Published 21 Aug 2015 in astro-ph.GA, astro-ph.CO, astro-ph.HE, and astro-ph.IM

Abstract: Testing the standard Shakura-Sunyaev model of accretion is a challenging task because the central region of quasars where accretion takes place is unresolved with telescopes. The analysis of microlensing in gravitationally lensed quasars is one of the few techniques that can test this model, yielding to the measurement of the size and of temperature profile of the accretion disc. We present spectroscopic observations of the gravitationally lensed broad absorption line quasar H1413+117, which reveal partial microlensing of the continuum emission that appears to originate from two separated regions: a microlensed region, corresponding to the compact accretion disc; and a non-microlensed region, more extended and contributing to at least 30\% of the total UV-continuum flux.
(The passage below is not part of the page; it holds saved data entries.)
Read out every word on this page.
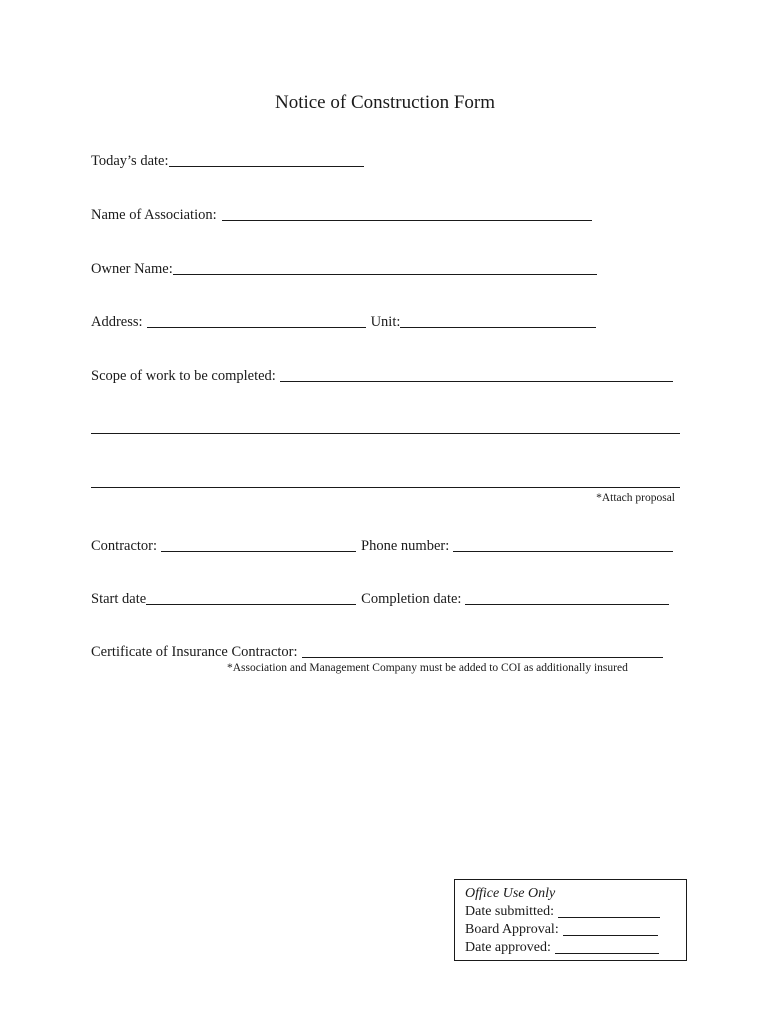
Notice of Construction Form
Today’s date:
Name of Association:
Owner Name:
Address:	Unit:
Scope of work to be completed:
*Attach proposal
Contractor:	Phone number:
Start date	Completion date:
Certificate of Insurance Contractor:
*Association and Management Company must be added to COI as additionally insured
Office Use Only
Date submitted:
Board Approval:
Date approved:
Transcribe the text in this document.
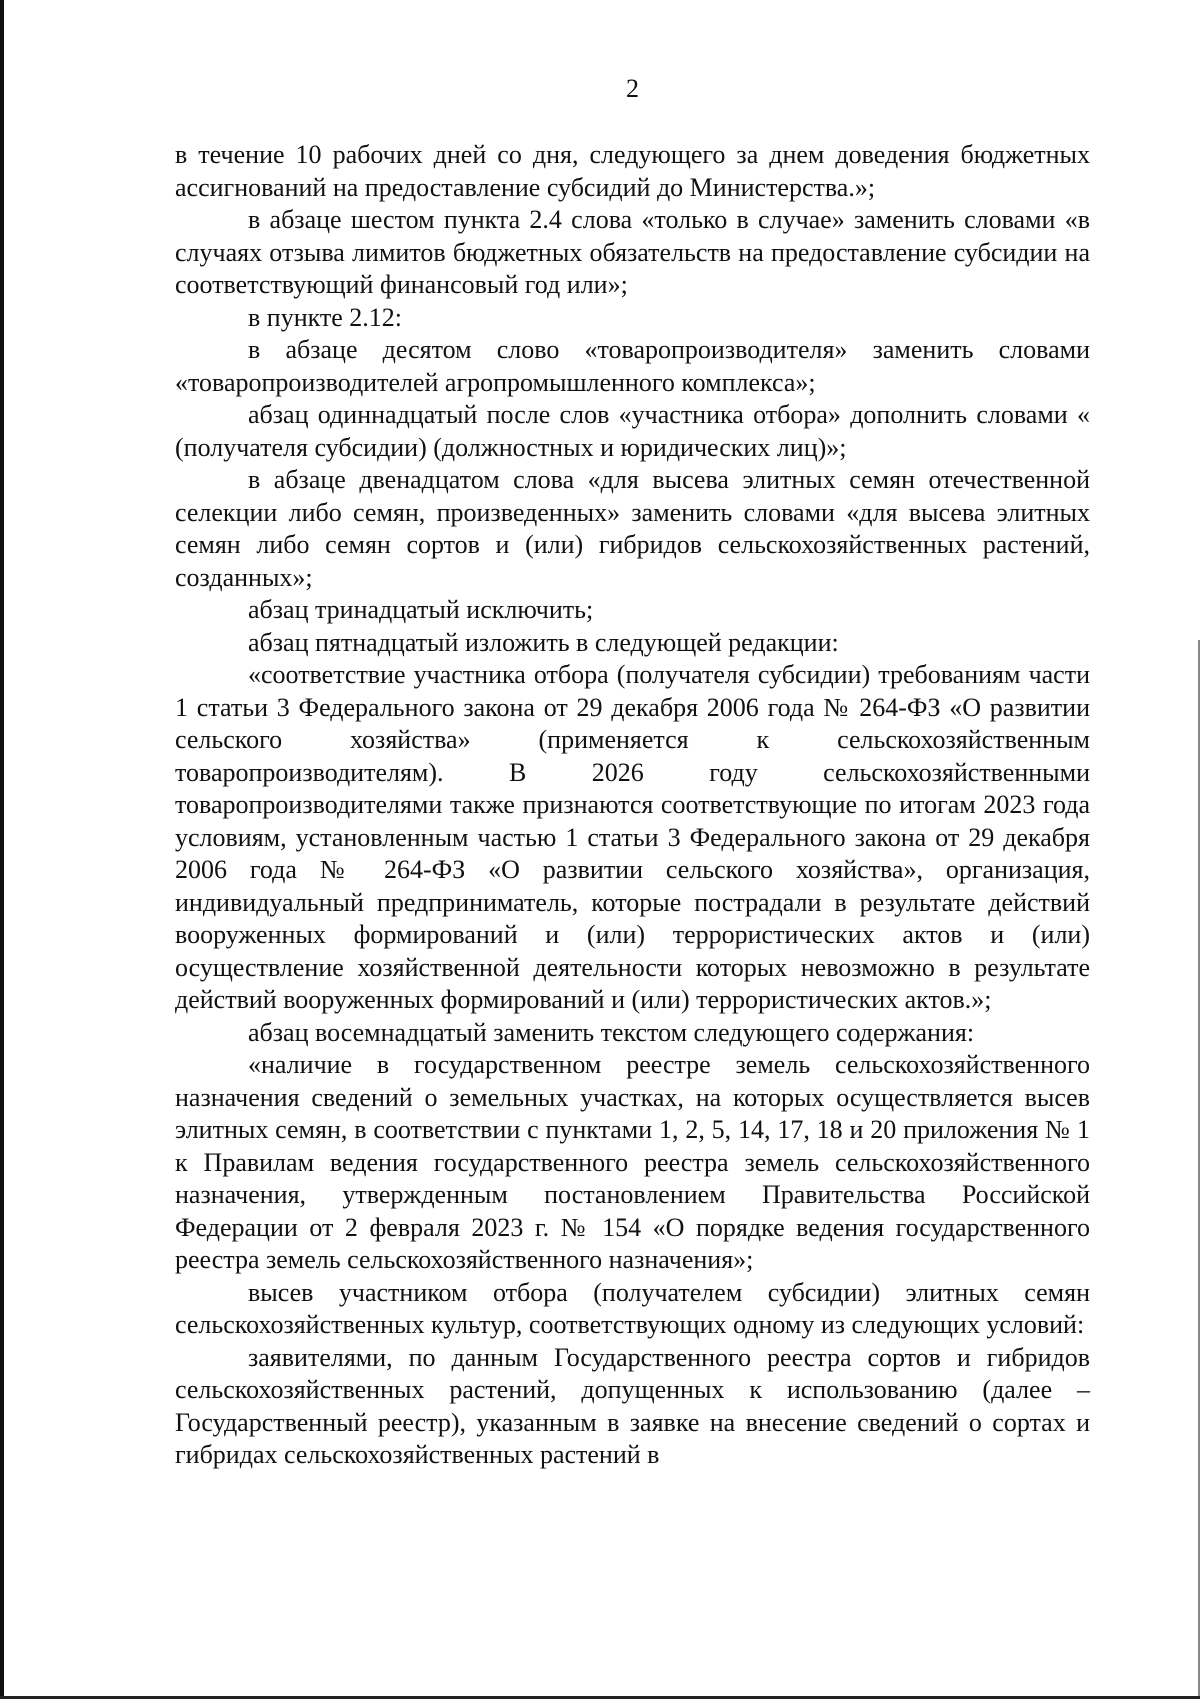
2

в течение 10 рабочих дней со дня, следующего за днем доведения бюджетных ассигнований на предоставление субсидий до Министерства.»;

в абзаце шестом пункта 2.4 слова «только в случае» заменить словами «в случаях отзыва лимитов бюджетных обязательств на предоставление субсидии на соответствующий финансовый год или»;

в пункте 2.12:

в абзаце десятом слово «товаропроизводителя» заменить словами «товаропроизводителей агропромышленного комплекса»;

абзац одиннадцатый после слов «участника отбора» дополнить словами « (получателя субсидии) (должностных и юридических лиц)»;

в абзаце двенадцатом слова «для высева элитных семян отечественной селекции либо семян, произведенных» заменить словами «для высева элитных семян либо семян сортов и (или) гибридов сельскохозяйственных растений, созданных»;

абзац тринадцатый исключить;

абзац пятнадцатый изложить в следующей редакции:

«соответствие участника отбора (получателя субсидии) требованиям части 1 статьи 3 Федерального закона от 29 декабря 2006 года № 264-ФЗ «О развитии сельского хозяйства» (применяется к сельскохозяйственным товаропроизводителям). В 2026 году сельскохозяйственными товаропроизводителями также признаются соответствующие по итогам 2023 года условиям, установленным частью 1 статьи 3 Федерального закона от 29 декабря 2006 года № 264-ФЗ «О развитии сельского хозяйства», организация, индивидуальный предприниматель, которые пострадали в результате действий вооруженных формирований и (или) террористических актов и (или) осуществление хозяйственной деятельности которых невозможно в результате действий вооруженных формирований и (или) террористических актов.»;

абзац восемнадцатый заменить текстом следующего содержания:

«наличие в государственном реестре земель сельскохозяйственного назначения сведений о земельных участках, на которых осуществляется высев элитных семян, в соответствии с пунктами 1, 2, 5, 14, 17, 18 и 20 приложения № 1 к Правилам ведения государственного реестра земель сельскохозяйственного назначения, утвержденным постановлением Правительства Российской Федерации от 2 февраля 2023 г. № 154 «О порядке ведения государственного реестра земель сельскохозяйственного назначения»;

высев участником отбора (получателем субсидии) элитных семян сельскохозяйственных культур, соответствующих одному из следующих условий:

заявителями, по данным Государственного реестра сортов и гибридов сельскохозяйственных растений, допущенных к использованию (далее – Государственный реестр), указанным в заявке на внесение сведений о сортах и гибридах сельскохозяйственных растений в
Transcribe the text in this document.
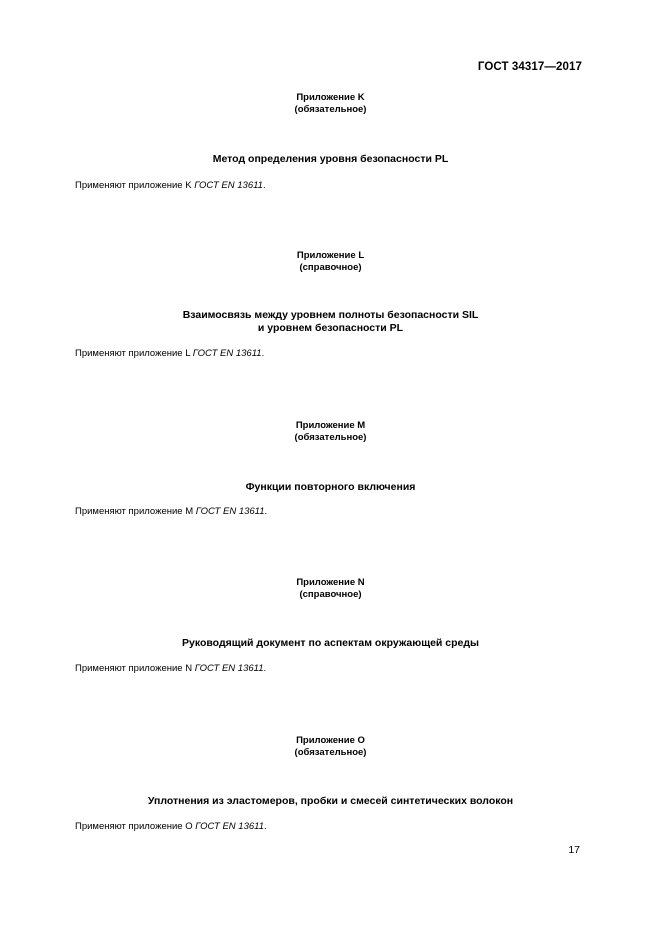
ГОСТ 34317—2017
Приложение K
(обязательное)
Метод определения уровня безопасности PL
Применяют приложение K ГОСТ EN 13611.
Приложение L
(справочное)
Взаимосвязь между уровнем полноты безопасности SIL
и уровнем безопасности PL
Применяют приложение L ГОСТ EN 13611.
Приложение M
(обязательное)
Функции повторного включения
Применяют приложение M ГОСТ EN 13611.
Приложение N
(справочное)
Руководящий документ по аспектам окружающей среды
Применяют приложение N ГОСТ EN 13611.
Приложение O
(обязательное)
Уплотнения из эластомеров, пробки и смесей синтетических волокон
Применяют приложение O ГОСТ EN 13611.
17
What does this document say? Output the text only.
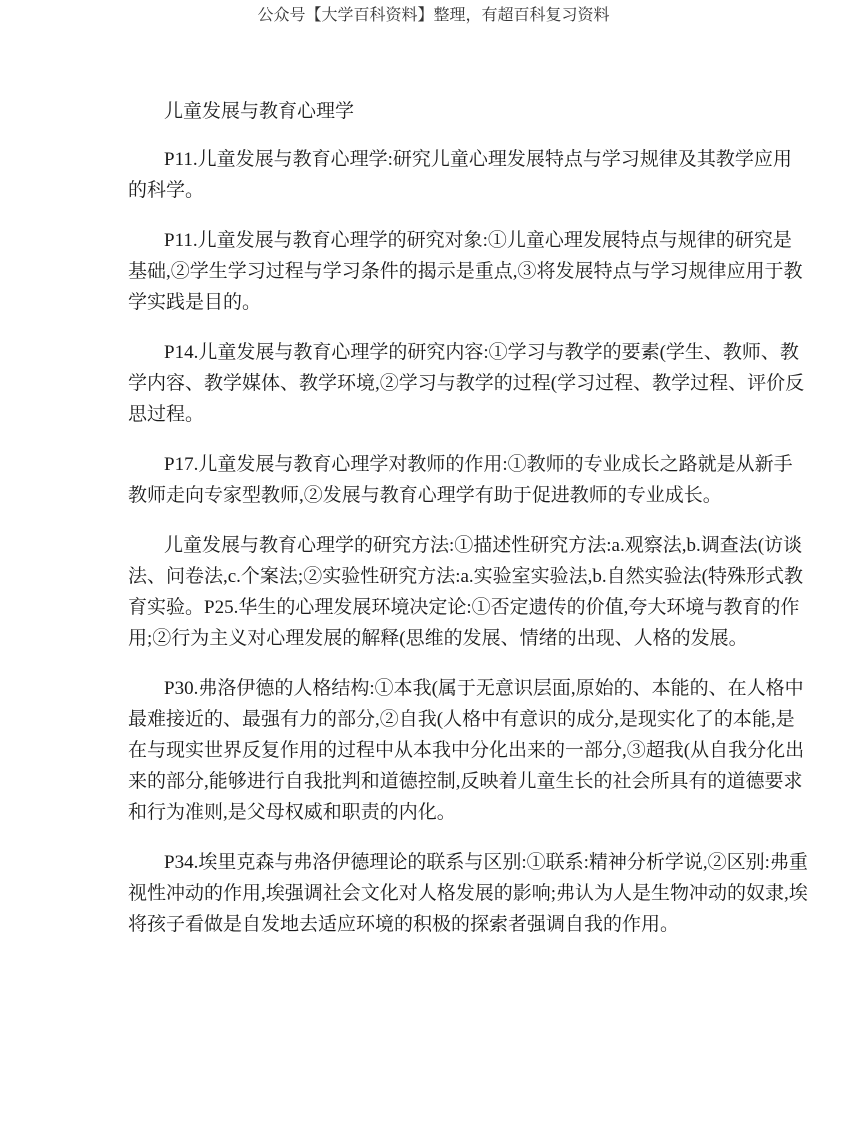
公众号【大学百科资料】整理，有超百科复习资料
儿童发展与教育心理学
P11.儿童发展与教育心理学:研究儿童心理发展特点与学习规律及其教学应用
的科学。
P11.儿童发展与教育心理学的研究对象:①儿童心理发展特点与规律的研究是
基础,②学生学习过程与学习条件的揭示是重点,③将发展特点与学习规律应用于教
学实践是目的。
P14.儿童发展与教育心理学的研究内容:①学习与教学的要素(学生、教师、教
学内容、教学媒体、教学环境,②学习与教学的过程(学习过程、教学过程、评价反
思过程。
P17.儿童发展与教育心理学对教师的作用:①教师的专业成长之路就是从新手
教师走向专家型教师,②发展与教育心理学有助于促进教师的专业成长。
儿童发展与教育心理学的研究方法:①描述性研究方法:a.观察法,b.调查法(访谈
法、问卷法,c.个案法;②实验性研究方法:a.实验室实验法,b.自然实验法(特殊形式教
育实验。P25.华生的心理发展环境决定论:①否定遗传的价值,夸大环境与教育的作
用;②行为主义对心理发展的解释(思维的发展、情绪的出现、人格的发展。
P30.弗洛伊德的人格结构:①本我(属于无意识层面,原始的、本能的、在人格中
最难接近的、最强有力的部分,②自我(人格中有意识的成分,是现实化了的本能,是
在与现实世界反复作用的过程中从本我中分化出来的一部分,③超我(从自我分化出
来的部分,能够进行自我批判和道德控制,反映着儿童生长的社会所具有的道德要求
和行为准则,是父母权威和职责的内化。
P34.埃里克森与弗洛伊德理论的联系与区别:①联系:精神分析学说,②区别:弗重
视性冲动的作用,埃强调社会文化对人格发展的影响;弗认为人是生物冲动的奴隶,埃
将孩子看做是自发地去适应环境的积极的探索者强调自我的作用。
Because this extended continuum is occulted by the broad absorption line clouds, it is not associated with the host galaxy, but rather with light scattered in the neighbourhood of the central engine. We measure the amplitude of microlensing of the compact continuum over the rest-frame wavelength range 1000-7000 \AA. Following a Bayesian scheme, we confront our measurements to microlensing simulations of an accretion disc with a temperature varying as $T \propto R{-1/\nu}$. We find a most likely source half-light radius of $R_{1/2} = 0.61 \times 10{16}\,$cm (i.e., 0.002\,pc) at 0.18\,$\mu$m, and a most-likely index of $\nu=0.4$. The standard disc ($\nu=4/3$) model is not ruled out by our data, and is found within the 95\% confidence interval associated with our measurements. We demonstrate that, for H1413+117, the existence of an extended continuum in addition to the disc emission only has a small impact on the inferred disc parameters, and is unlikely to solve the tension between the microlensing source size and standard disc sizes, as previously reported in the literature.